The court erred in overruling the plaintiff's motion for a new trial based on the court's refusal to qualify the jury as to the defendant's liability insurance carrier.
The instant case was set for trial at the April term of Pickens Superior Court. Such term opened at 10 a.m., April 7, 1952. The case was called for trial at 1 p.m. on the same day. Both sides having announced ready, the court proceeded to qualify the jury as to relationship to the parties. Immediately after such qualification counsel for the plaintiff stated to the court that the defendant carried liability insurance with the Georgia Casualty Company and that the defendant's counsel had been notified to produce the defendant's insurance policy, and moved the court to qualify the jury as to such company. This statement and motion were made in the presence and within the hearing of the defendant's counsel and the facts were not controverted by such counsel. In reply to the motion the court stated that he had already qualified all jurors then in attendance in the court at 10 a.m. that morning, at the opening of the term, as to their relationship to any stockholder in or to their having any stock or other interest in or to their employment by any liability insurance company, such as the United States Fidelity Company, National Surety Company, Glens Falls Indemnity Company, or other like company, and that none of the jurors in attendance on the court, these being the same jurors serving at the call of the case, disqualified himself. The court overruled the motion to so qualify the jury and the case proceeded to trial and terminated in a verdict for the defendant. The plaintiff's motion for a new trial based on the refusal to qualify the jury as to the Georgia Casualty Company at the call of the case was denied, and the plaintiff excepts.

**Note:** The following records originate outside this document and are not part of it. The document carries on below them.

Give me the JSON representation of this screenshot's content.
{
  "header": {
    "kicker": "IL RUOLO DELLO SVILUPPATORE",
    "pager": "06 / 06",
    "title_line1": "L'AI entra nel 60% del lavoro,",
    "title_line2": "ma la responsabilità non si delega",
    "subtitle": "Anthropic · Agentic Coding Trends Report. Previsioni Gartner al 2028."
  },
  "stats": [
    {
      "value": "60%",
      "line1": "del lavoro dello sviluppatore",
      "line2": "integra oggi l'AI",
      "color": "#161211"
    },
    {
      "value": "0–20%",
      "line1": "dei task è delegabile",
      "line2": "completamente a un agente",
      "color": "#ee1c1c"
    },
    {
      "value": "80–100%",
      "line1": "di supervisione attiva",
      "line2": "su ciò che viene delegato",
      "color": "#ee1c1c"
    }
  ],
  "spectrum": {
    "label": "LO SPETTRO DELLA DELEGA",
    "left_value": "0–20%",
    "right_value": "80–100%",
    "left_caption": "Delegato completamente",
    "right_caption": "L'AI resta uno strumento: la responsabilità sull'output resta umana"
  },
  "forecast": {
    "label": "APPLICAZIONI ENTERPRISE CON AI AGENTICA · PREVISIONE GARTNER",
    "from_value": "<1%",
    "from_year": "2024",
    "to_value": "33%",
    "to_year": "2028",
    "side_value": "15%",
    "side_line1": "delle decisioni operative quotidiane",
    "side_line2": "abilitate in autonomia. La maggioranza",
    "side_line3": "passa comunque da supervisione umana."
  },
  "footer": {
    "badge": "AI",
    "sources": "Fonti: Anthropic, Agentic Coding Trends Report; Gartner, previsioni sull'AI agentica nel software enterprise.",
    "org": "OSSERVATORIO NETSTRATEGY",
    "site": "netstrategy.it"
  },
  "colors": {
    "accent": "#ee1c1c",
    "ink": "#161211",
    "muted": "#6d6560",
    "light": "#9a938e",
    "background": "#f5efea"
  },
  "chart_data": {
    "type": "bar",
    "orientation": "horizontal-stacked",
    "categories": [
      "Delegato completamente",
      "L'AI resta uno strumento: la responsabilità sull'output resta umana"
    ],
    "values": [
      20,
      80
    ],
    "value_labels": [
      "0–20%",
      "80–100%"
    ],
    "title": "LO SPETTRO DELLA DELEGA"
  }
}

The court's qualification of the jury at the opening of the term did not have the effect of qualifying the jury as to the Georgia Casualty Company in the instant case. The qualification did not mention the Georgia Casualty Company. It mentioned by name several liability insurance companies and referred to "other like" companies. The plaintiff had the right to have the jury qualified as to the Georgia Casualty Company specifically and we feel that a mere reference to "other like" companies did not sufficiently meet the requirement under that right, over the objection of the plaintiff. In view of this, the court erred in refusing to qualify the jury as to the Georgia Casualty Company upon the motion of the plaintiff at the call of the case for trial. Rogers v. McKinley, 52 Ga. App. 161, 164 (182 S. E. 805); Atlanta Coach Co. v. Cobb, 178 Ga. 544 (1) (174 S. E. 131); Tatum v. Croswell, 178 Ga. 679 (174 S. E. 140). We presume that the evidence did not demand a verdict for the defendant so as to render the court's error harmless (see Coleman v. Newsome, 49 Ga. App. 522 (2), 176 S. E. 103), as the trial judge signed the bill of exceptions containing the statement that no brief of the evidence was necessary to a consideration of the error complained of (Code, Ann. Supp., 70-301.1) as being true and as specifying all of the required record material to a clear understanding of the error complained of.
There may be other reasons why the court's refusal to qualify the jury as moved was error but we confine our ruling here to the point considered above.
The court erred in denying the motion for a new trial.
Judgment reversed. Sutton, C. J., and Worrill, J., concur.